Nasr Samih H, Dogan Ahmet, Larsen Christopher P
Department of Laboratory Medicine and Pathology, Mayo Clinic, Rochester, Minnesota;
Department of Pathology, Memorial Sloan-Kettering Cancer Center, New York, New York; and.
Clin J Am Soc Nephrol. 2015 Nov 6;10(11):2084-93. doi: 10.2215/CJN.12551214. Epub 2015 Apr 14.
Amyloidosis derived from leukocyte cell-derived chemotaxin 2 is a recently recognized form of amyloidosis, and it has already been established as a frequent form of systemic amyloidosis in the United States, with predominant involvement of kidney and liver. The disease has a strong ethnic bias, affecting mainly Hispanics (particularly Mexicans). Additional ethnic groups prone to develop amyloidosis derived from leukocyte cell-derived chemotaxin 2 include Punjabis, First Nations people in British Columbia, and Native Americans. Most patients are elderly who present with chronic renal insufficiency and bland urinary sediment. Proteinuria is variable, being absent altogether in about one third of patients. Liver involvement is frequently an incidental finding.

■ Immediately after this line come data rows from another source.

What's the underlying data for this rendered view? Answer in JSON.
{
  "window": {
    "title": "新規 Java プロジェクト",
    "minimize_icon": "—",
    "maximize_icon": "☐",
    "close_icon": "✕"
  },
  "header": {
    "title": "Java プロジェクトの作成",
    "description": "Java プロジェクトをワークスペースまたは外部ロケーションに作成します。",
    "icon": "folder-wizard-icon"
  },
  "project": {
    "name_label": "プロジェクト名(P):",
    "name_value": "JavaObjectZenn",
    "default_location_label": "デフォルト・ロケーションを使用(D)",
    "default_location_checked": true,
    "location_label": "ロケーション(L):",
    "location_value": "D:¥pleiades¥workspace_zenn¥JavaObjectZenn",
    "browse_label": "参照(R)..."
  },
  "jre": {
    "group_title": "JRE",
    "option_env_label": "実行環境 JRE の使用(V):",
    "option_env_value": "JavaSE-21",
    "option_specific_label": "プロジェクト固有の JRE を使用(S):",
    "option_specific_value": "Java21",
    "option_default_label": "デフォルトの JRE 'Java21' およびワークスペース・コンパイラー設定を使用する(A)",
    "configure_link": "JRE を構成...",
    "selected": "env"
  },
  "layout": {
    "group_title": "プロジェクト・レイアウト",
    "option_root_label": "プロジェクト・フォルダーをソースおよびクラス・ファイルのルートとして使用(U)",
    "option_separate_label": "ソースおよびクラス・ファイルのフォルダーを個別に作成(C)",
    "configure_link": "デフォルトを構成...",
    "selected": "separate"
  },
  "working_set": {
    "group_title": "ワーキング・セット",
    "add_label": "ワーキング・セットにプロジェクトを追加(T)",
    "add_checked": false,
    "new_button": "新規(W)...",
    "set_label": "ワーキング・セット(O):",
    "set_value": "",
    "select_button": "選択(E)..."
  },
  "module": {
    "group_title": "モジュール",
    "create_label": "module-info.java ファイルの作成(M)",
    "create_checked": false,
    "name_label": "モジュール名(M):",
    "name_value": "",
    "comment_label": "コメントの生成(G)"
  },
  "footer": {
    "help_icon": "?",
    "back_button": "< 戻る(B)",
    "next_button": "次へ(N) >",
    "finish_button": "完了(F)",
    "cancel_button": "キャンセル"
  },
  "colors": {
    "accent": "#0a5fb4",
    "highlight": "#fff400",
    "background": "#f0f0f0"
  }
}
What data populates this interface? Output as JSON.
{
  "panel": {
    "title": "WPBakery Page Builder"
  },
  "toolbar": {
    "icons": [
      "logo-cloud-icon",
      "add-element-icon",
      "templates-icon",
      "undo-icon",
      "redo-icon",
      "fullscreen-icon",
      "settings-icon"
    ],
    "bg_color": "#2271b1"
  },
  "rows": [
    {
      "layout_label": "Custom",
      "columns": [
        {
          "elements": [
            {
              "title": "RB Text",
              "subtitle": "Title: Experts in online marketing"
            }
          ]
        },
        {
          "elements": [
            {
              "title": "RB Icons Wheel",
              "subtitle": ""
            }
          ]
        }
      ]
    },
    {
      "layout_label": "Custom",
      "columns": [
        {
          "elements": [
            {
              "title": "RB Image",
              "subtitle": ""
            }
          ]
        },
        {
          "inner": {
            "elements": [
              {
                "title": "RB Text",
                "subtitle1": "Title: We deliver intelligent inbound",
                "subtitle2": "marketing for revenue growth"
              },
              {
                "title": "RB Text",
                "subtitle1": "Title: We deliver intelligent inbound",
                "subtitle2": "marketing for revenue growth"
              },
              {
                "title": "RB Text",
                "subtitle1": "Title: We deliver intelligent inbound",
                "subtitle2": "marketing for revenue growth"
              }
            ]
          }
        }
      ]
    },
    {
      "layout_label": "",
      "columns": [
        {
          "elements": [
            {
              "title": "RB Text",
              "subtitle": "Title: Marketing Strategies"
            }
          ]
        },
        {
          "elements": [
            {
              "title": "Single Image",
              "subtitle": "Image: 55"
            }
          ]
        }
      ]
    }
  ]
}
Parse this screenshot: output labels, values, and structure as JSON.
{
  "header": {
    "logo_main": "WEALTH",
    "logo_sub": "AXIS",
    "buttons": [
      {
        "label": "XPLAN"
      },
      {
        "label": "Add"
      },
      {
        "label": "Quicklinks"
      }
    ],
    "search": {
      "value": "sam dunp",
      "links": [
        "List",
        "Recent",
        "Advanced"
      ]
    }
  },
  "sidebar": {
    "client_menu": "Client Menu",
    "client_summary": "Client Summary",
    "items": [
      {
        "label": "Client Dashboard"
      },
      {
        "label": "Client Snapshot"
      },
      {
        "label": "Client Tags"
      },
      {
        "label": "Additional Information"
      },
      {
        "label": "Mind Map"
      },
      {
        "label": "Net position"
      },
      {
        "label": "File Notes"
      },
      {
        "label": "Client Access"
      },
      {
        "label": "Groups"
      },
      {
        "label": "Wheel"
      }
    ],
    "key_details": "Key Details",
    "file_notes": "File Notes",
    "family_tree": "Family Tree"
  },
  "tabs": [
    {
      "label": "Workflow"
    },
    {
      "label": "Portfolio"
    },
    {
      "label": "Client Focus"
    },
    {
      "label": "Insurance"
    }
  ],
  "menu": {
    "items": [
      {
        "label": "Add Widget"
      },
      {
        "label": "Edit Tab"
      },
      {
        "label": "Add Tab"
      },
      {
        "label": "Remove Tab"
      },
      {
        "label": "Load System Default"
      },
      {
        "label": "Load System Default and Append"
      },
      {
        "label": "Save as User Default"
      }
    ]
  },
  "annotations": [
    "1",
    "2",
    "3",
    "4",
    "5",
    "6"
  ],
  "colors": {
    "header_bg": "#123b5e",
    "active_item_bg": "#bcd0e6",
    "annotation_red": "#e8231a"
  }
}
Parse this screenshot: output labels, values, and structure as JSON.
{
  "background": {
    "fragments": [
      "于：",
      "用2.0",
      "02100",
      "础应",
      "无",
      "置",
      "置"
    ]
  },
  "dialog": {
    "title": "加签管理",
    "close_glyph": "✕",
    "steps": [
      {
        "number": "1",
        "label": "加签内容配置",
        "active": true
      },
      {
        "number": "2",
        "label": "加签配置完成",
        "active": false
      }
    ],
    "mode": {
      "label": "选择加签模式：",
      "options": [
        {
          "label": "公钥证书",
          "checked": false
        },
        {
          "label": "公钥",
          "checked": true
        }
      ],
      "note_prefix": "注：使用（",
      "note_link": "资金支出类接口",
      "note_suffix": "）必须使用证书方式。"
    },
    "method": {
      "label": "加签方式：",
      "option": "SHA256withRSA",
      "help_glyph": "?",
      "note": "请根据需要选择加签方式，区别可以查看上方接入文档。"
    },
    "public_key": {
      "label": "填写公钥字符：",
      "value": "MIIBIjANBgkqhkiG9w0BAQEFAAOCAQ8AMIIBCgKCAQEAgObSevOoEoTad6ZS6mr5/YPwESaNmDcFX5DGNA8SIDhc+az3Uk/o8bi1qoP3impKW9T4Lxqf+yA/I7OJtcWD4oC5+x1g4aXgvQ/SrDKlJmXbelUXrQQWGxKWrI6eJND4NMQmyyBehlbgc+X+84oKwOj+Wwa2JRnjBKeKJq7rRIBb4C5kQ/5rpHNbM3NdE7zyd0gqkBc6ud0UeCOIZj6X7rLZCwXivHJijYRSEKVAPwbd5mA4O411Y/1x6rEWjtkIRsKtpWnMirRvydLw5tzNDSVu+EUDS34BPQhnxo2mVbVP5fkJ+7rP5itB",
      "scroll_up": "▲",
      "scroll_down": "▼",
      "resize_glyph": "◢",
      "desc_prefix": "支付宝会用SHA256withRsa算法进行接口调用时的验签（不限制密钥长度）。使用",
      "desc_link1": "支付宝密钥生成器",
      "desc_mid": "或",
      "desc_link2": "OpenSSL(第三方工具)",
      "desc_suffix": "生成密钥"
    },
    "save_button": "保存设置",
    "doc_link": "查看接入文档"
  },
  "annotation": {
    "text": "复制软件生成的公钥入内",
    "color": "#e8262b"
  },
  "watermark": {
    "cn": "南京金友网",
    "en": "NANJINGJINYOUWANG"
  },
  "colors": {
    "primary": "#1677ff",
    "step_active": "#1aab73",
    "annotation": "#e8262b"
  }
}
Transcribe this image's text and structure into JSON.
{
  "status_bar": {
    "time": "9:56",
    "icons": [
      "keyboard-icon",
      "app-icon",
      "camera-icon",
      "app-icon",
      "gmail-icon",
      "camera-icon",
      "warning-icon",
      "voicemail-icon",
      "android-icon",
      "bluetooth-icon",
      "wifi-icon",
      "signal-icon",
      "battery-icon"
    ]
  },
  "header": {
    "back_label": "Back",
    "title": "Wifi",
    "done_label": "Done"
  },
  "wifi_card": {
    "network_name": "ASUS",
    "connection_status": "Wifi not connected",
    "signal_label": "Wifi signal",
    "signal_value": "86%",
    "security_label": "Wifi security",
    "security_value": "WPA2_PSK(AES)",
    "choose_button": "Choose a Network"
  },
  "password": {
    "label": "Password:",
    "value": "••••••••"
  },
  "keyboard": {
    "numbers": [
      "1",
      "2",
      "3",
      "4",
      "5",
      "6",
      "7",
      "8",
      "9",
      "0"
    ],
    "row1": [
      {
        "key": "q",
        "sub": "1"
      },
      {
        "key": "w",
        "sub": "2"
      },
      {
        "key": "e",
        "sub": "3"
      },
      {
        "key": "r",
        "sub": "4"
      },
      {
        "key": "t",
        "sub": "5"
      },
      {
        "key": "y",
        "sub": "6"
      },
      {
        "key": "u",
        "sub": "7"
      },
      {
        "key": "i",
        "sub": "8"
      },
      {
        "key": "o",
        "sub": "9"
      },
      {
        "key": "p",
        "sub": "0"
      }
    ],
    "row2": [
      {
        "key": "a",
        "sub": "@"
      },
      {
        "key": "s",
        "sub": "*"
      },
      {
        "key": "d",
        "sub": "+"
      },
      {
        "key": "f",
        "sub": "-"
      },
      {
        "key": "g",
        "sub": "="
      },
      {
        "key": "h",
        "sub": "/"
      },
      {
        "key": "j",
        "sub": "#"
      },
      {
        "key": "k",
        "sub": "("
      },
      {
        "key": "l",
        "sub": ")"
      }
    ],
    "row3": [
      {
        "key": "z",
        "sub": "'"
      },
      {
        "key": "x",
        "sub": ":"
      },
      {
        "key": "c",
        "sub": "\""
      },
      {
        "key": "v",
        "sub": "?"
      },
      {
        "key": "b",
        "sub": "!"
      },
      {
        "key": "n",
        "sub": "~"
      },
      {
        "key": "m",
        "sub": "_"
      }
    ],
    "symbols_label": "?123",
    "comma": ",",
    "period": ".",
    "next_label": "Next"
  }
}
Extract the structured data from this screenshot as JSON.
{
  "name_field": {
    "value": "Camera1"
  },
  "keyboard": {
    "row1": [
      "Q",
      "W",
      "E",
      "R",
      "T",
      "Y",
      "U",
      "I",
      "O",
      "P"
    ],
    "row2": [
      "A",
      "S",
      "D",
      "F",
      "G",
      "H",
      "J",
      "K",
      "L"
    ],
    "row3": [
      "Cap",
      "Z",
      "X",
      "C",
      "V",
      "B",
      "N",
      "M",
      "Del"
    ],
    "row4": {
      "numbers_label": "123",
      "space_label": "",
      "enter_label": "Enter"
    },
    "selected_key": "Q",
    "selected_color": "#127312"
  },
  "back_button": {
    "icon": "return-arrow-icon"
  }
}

Amyloidosis derived from leukocyte cell-derived chemotaxin 2 deposits shows a characteristic distribution: in the kidney, there is consistent involvement of cortical interstitium, whereas in the liver, there is a preferential involvement of periportal and pericentral vein regions. Concurrent renal disease is frequent, with diabetic nephropathy and IgA nephropathy being the most common. Patient survival is excellent, likely because of the rarity of cardiac involvement, whereas renal survival is guarded, with a median renal survival of 62 months in those without concurrent renal disease. There is currently no efficacious therapy for amyloidosis derived from leukocyte cell-derived chemotaxin 2 amyloidosis. Renal transplantation seems to be a reasonable treatment for patients with advanced renal failure, although the disease may recur in the allograft. The pathogenesis of amyloidosis derived from leukocyte cell-derived chemotaxin 2 amyloidosis has not yet been elucidated. It could be a result of leukocyte cell-derived chemotaxin 2 overexpression by hepatocytes either constitutively (controlled by yet-uncharacterized genetic defects) or secondary to hepatocellular damage. It is critical not to misdiagnose amyloidosis derived from leukocyte cell-derived chemotaxin 2 amyloidosis as Ig light chain-derived amyloidosis to avoid harmful chemotherapy.
源自白细胞衍生趋化因子2的淀粉样变性是一种最近才被认识的淀粉样变性形式,在美国它已被确认为全身性淀粉样变性的常见形式,主要累及肾脏和肝脏。该病具有强烈的种族倾向,主要影响西班牙裔(尤其是墨西哥人)。其他易患源自白细胞衍生趋化因子2的淀粉样变性的种族群体包括旁遮普人、不列颠哥伦比亚省的原住民和美洲原住民。大多数患者为老年人,表现为慢性肾功能不全和尿沉渣正常。蛋白尿情况不一,约三分之一的患者完全没有蛋白尿。肝脏受累常常是偶然发现。源自白细胞衍生趋化因子2的淀粉样变性沉积物有特征性分布:在肾脏,皮质间质始终受累,而在肝脏,门周和中央静脉区域优先受累。并发肾脏疾病很常见,糖尿病肾病和IgA肾病最为常见。患者生存率良好,可能是因为心脏受累罕见,而肾脏生存率情况不明,无并发肾脏疾病者的肾脏中位生存时间为62个月。目前对于源自白细胞衍生趋化因子2的淀粉样变性没有有效的治疗方法。肾移植似乎是晚期肾衰竭患者的合理治疗方法,尽管该病可能在同种异体移植中复发。源自白细胞衍生趋化因子2的淀粉样变性的发病机制尚未阐明。它可能是由于肝细胞组成性地(由尚未明确的基因缺陷控制)或继发于肝细胞损伤而导致白细胞衍生趋化因子2过度表达的结果。至关重要的是,不要将源自白细胞衍生趋化因子2的淀粉样变性误诊为Ig轻链衍生的淀粉样变性,以免进行有害的化疗。